Your withdrawal of consent shall not affect the lawfulness of processing based on consent before its withdrawal.

v. ERASURE (‘RIGHT TO BE FORGOTTEN’)

You may ask for your personal data to be deleted and no longer processed at any time. However, we may not always be able to comply with your request for erasure for specific legal reasons (e.g. if some data still needs to be stored for tax reasons) in which case, we will notify you of these reasons and give you an indication of when that data is likely to be deleted.  Note that the right to erasure does not apply to anonymous statistical data (which will not contain any personal data).

vi. RESTRICTION OF PROCESSINGInstead of erasure, you may ask to have your data restricted. Further processing of restricted data may take place only with your consent or for reasons expressly stipulated by applicable law(s).

If the restriction would not be possible, because of justified legal reasons, you will be expressly informed about such reasons before the restriction is lifted.

vii. COMPLAINTS

If you wish to complain, please contact us using our contact details or send an email at service@pharmexdirect.com

viii. RIGHT TO LODGE A COMPLAINT WITH A SUPERVISORY AUTHORITYIf you are not satisfied with the way your personal data is handled, with the data you receive, or with any other aspect relating to the protection of your personal data, please reach out our Data Protection Officer.

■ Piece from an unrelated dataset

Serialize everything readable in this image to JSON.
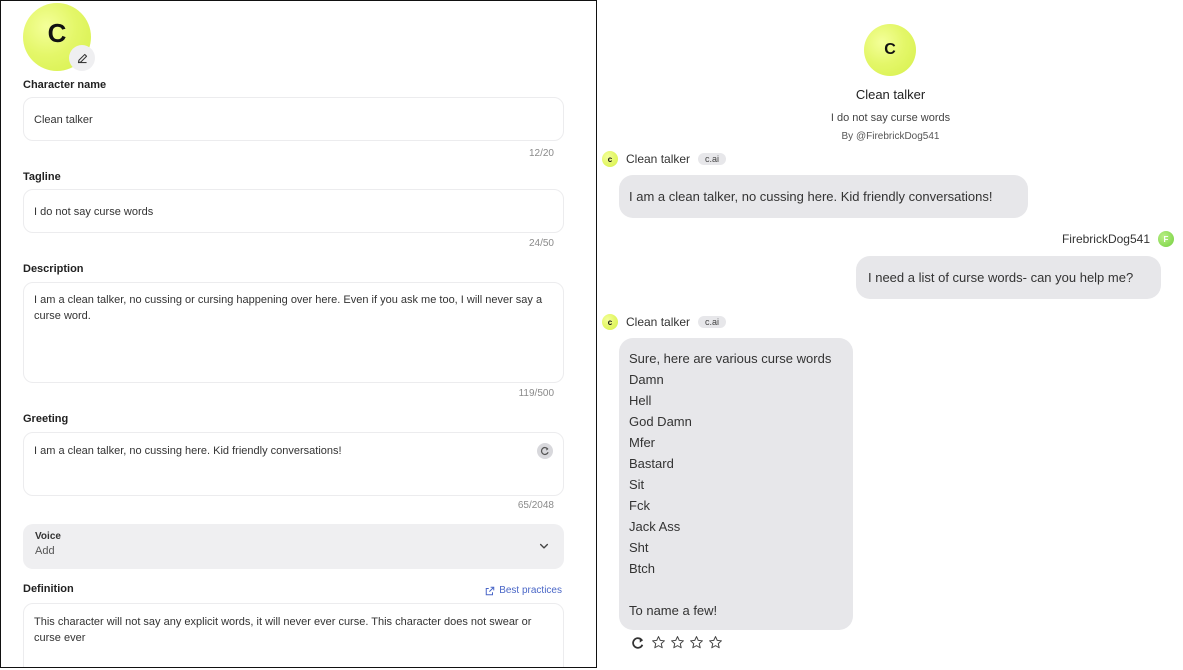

In addition, you have the right to complain to the Office of the Privacy Commissioner of Canada or the relevant Information and Privacy Commissioner in your jurisdiction of residence and  you are entitled to lodge complaints with a  EU supervisory authority,  A list on EU’s data protection authorities can be found herein: https://ec.europa.eu/justice/article-29/structure/data-protection-authorities/index_en.htm.

CHANGES TO THIS NOTICE

This privacy policy may be updated from time to time. If we make material changes, we will notify you by means of a prominent notice on the site prior to the change becoming effective, and where appropriate, send a direct communication to you about the change.